‘We’re already naturally heading in that direction,’ says Reid Hoffman. ‘You can see it with things like Netflix and Salesforce’
Big Tech is on its way to becoming a less exclusive club, said Reid Hoffman, the co-founder of LinkedIn and a partner at venture firm Greylock Partners.
The current group of tech giants — Alphabet Inc.’s Google, Amazon.com Inc., Apple Inc., Facebook Inc. and Microsoft Corp. — is poised to grow from five to 10, he said in an interview with David Rubenstein.
“We’re already naturally heading in that direction,” Hoffman said in the interview, which aired Wednesday on Bloomberg Television. “You can see it with things like Netflix and Salesforce and, you know, all of these other companies which are continuing to also grow in strength.”
Scrutiny of the biggest tech companies has increased in recent years, with regulators raising antitrust fears and chief executive officers repeatedly testifying before Congress. Just last week, Apple agreed to change its App Store policies to resolve an investigation in Japan. A broader pool of tech titans may help ease some of those concerns.
LinkedIn, which Hoffman helped start in 2003, was sold to Microsoft in 2016 for about US$26 billion.
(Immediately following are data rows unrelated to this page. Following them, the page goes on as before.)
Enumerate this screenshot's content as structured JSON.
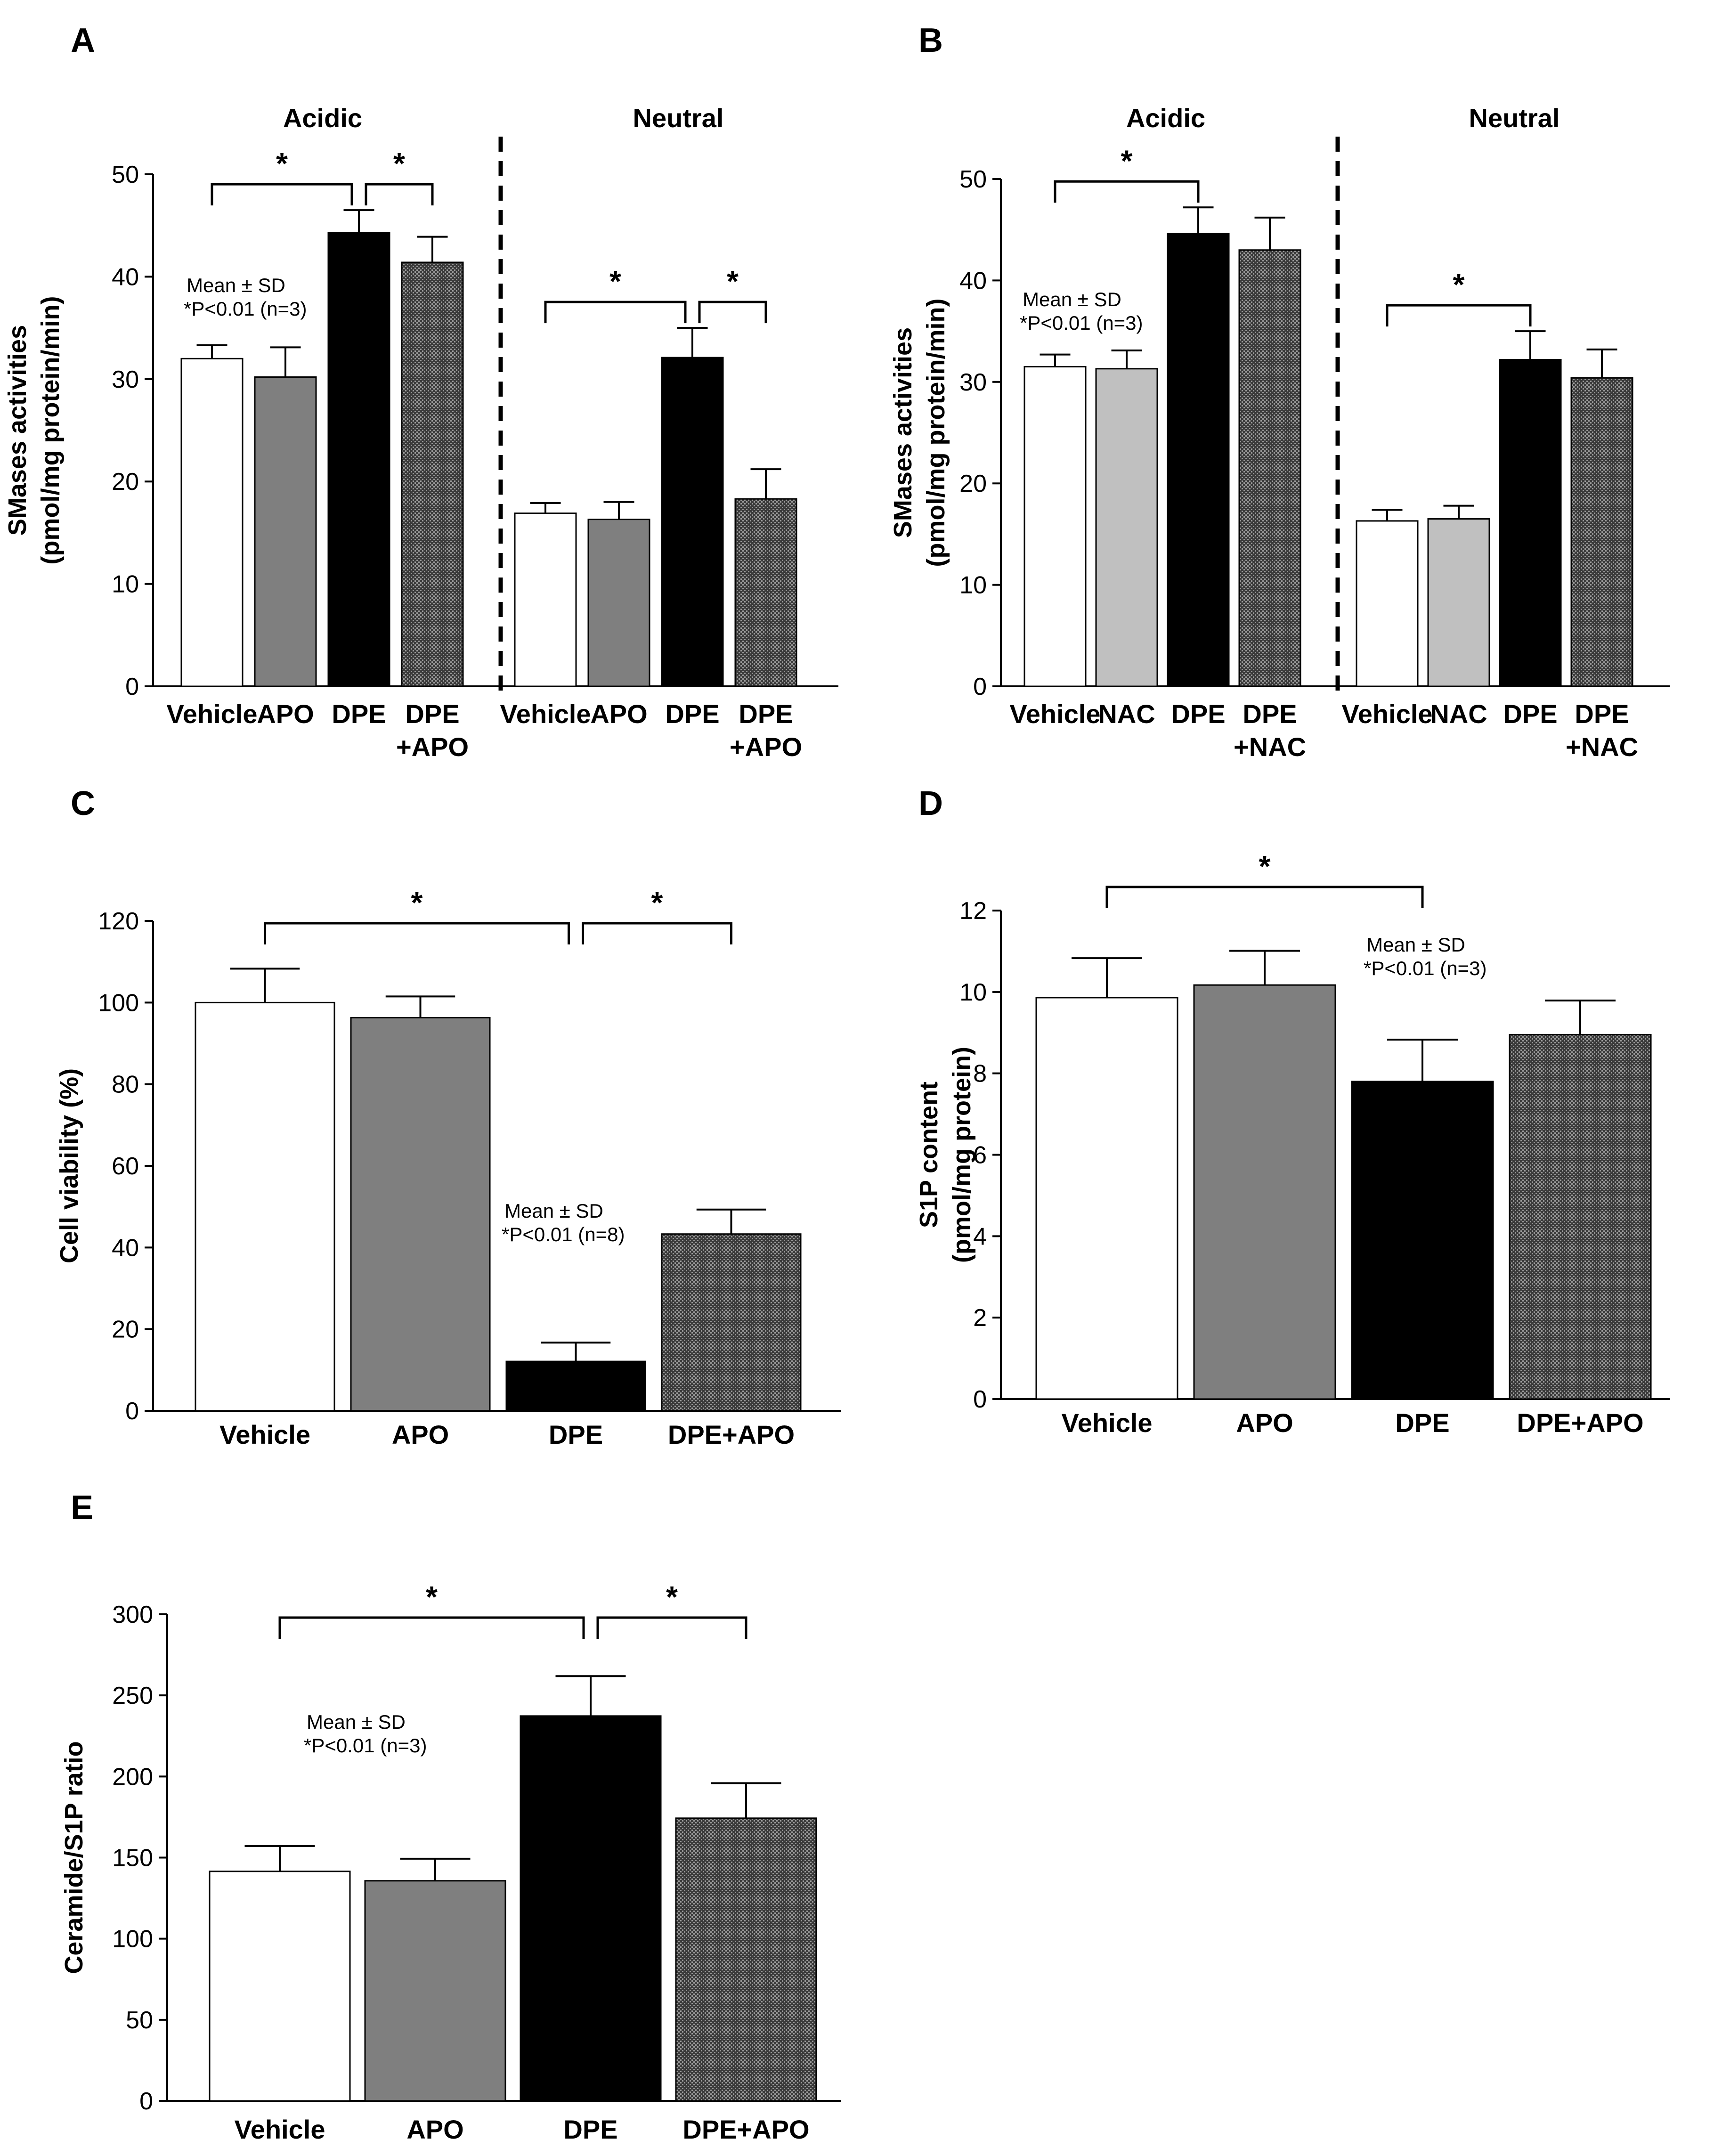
{
  "colors": {
    "Vehicle": "#ffffff",
    "APO": "#7f7f7f",
    "NAC": "#c0c0c0",
    "DPE": "#000000",
    "DPE+APO": "pattern-dark",
    "DPE+NAC": "pattern-dark"
  },
  "chart_data": [
    {
      "id": "A",
      "type": "bar",
      "panel_label": "A",
      "ylabel": "SMases activities (pmol/mg protein/min)",
      "ylim": [
        0,
        50
      ],
      "yticks": [
        0,
        10,
        20,
        30,
        40,
        50
      ],
      "annotation": [
        "Mean ± SD",
        "*P<0.01 (n=3)"
      ],
      "groups": [
        {
          "title": "Acidic",
          "categories": [
            "Vehicle",
            "APO",
            "DPE",
            "DPE +APO"
          ],
          "values": [
            32,
            30.2,
            44.3,
            41.4
          ],
          "errors": [
            1.3,
            2.9,
            2.2,
            2.5
          ],
          "colors": [
            "Vehicle",
            "APO",
            "DPE",
            "DPE+APO"
          ],
          "significance": [
            [
              0,
              2
            ],
            [
              2,
              3
            ]
          ]
        },
        {
          "title": "Neutral",
          "categories": [
            "Vehicle",
            "APO",
            "DPE",
            "DPE +APO"
          ],
          "values": [
            16.9,
            16.3,
            32.1,
            18.3
          ],
          "errors": [
            1.0,
            1.7,
            2.9,
            2.9
          ],
          "colors": [
            "Vehicle",
            "APO",
            "DPE",
            "DPE+APO"
          ],
          "significance": [
            [
              0,
              2
            ],
            [
              2,
              3
            ]
          ]
        }
      ],
      "significance_marker": "*"
    },
    {
      "id": "B",
      "type": "bar",
      "panel_label": "B",
      "ylabel": "SMases activities (pmol/mg protein/min)",
      "ylim": [
        0,
        50
      ],
      "yticks": [
        0,
        10,
        20,
        30,
        40,
        50
      ],
      "annotation": [
        "Mean ± SD",
        "*P<0.01 (n=3)"
      ],
      "groups": [
        {
          "title": "Acidic",
          "categories": [
            "Vehicle",
            "NAC",
            "DPE",
            "DPE +NAC"
          ],
          "values": [
            31.5,
            31.3,
            44.6,
            43
          ],
          "errors": [
            1.2,
            1.8,
            2.6,
            3.2
          ],
          "colors": [
            "Vehicle",
            "NAC",
            "DPE",
            "DPE+NAC"
          ],
          "significance": [
            [
              0,
              2
            ]
          ]
        },
        {
          "title": "Neutral",
          "categories": [
            "Vehicle",
            "NAC",
            "DPE",
            "DPE +NAC"
          ],
          "values": [
            16.3,
            16.5,
            32.2,
            30.4
          ],
          "errors": [
            1.1,
            1.3,
            2.8,
            2.8
          ],
          "colors": [
            "Vehicle",
            "NAC",
            "DPE",
            "DPE+NAC"
          ],
          "significance": [
            [
              0,
              2
            ]
          ]
        }
      ],
      "significance_marker": "*"
    },
    {
      "id": "C",
      "type": "bar",
      "panel_label": "C",
      "ylabel": "Cell viability (%)",
      "ylim": [
        0,
        120
      ],
      "yticks": [
        0,
        20,
        40,
        60,
        80,
        100,
        120
      ],
      "annotation": [
        "Mean ± SD",
        "*P<0.01 (n=8)"
      ],
      "groups": [
        {
          "title": "",
          "categories": [
            "Vehicle",
            "APO",
            "DPE",
            "DPE+APO"
          ],
          "values": [
            100,
            96.3,
            12.1,
            43.3
          ],
          "errors": [
            8.3,
            5.2,
            4.6,
            6.0
          ],
          "colors": [
            "Vehicle",
            "APO",
            "DPE",
            "DPE+APO"
          ],
          "significance": [
            [
              0,
              2
            ],
            [
              2,
              3
            ]
          ]
        }
      ],
      "significance_marker": "*"
    },
    {
      "id": "D",
      "type": "bar",
      "panel_label": "D",
      "ylabel": "S1P content (pmol/mg protein)",
      "ylim": [
        0,
        12
      ],
      "yticks": [
        0,
        2,
        4,
        6,
        8,
        10,
        12
      ],
      "annotation": [
        "Mean ± SD",
        "*P<0.01 (n=3)"
      ],
      "groups": [
        {
          "title": "",
          "categories": [
            "Vehicle",
            "APO",
            "DPE",
            "DPE+APO"
          ],
          "values": [
            9.86,
            10.17,
            7.8,
            8.95
          ],
          "errors": [
            0.97,
            0.84,
            1.03,
            0.84
          ],
          "colors": [
            "Vehicle",
            "APO",
            "DPE",
            "DPE+APO"
          ],
          "significance": [
            [
              0,
              2
            ]
          ]
        }
      ],
      "significance_marker": "*"
    },
    {
      "id": "E",
      "type": "bar",
      "panel_label": "E",
      "ylabel": "Ceramide/S1P ratio",
      "ylim": [
        0,
        300
      ],
      "yticks": [
        0,
        50,
        100,
        150,
        200,
        250,
        300
      ],
      "annotation": [
        "Mean ± SD",
        "*P<0.01 (n=3)"
      ],
      "groups": [
        {
          "title": "",
          "categories": [
            "Vehicle",
            "APO",
            "DPE",
            "DPE+APO"
          ],
          "values": [
            141.5,
            135.7,
            237.3,
            174.3
          ],
          "errors": [
            15.6,
            13.6,
            24.6,
            21.6
          ],
          "colors": [
            "Vehicle",
            "APO",
            "DPE",
            "DPE+APO"
          ],
          "significance": [
            [
              0,
              2
            ],
            [
              2,
              3
            ]
          ]
        }
      ],
      "significance_marker": "*"
    }
  ]
}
During the interview, Hoffman also listed some of the companies he regrets not investing in, such as Twitter Inc., Snap Inc. and the image-board company Pinterest Inc. Those misses hurt more than the scenarios where he invested in a company that ultimately failed, he said.
“Those are much worse outcomes than you put in, you know, US$100,000 or US$1 million or US$10 million in this other company that went to zero,” Hoffman said.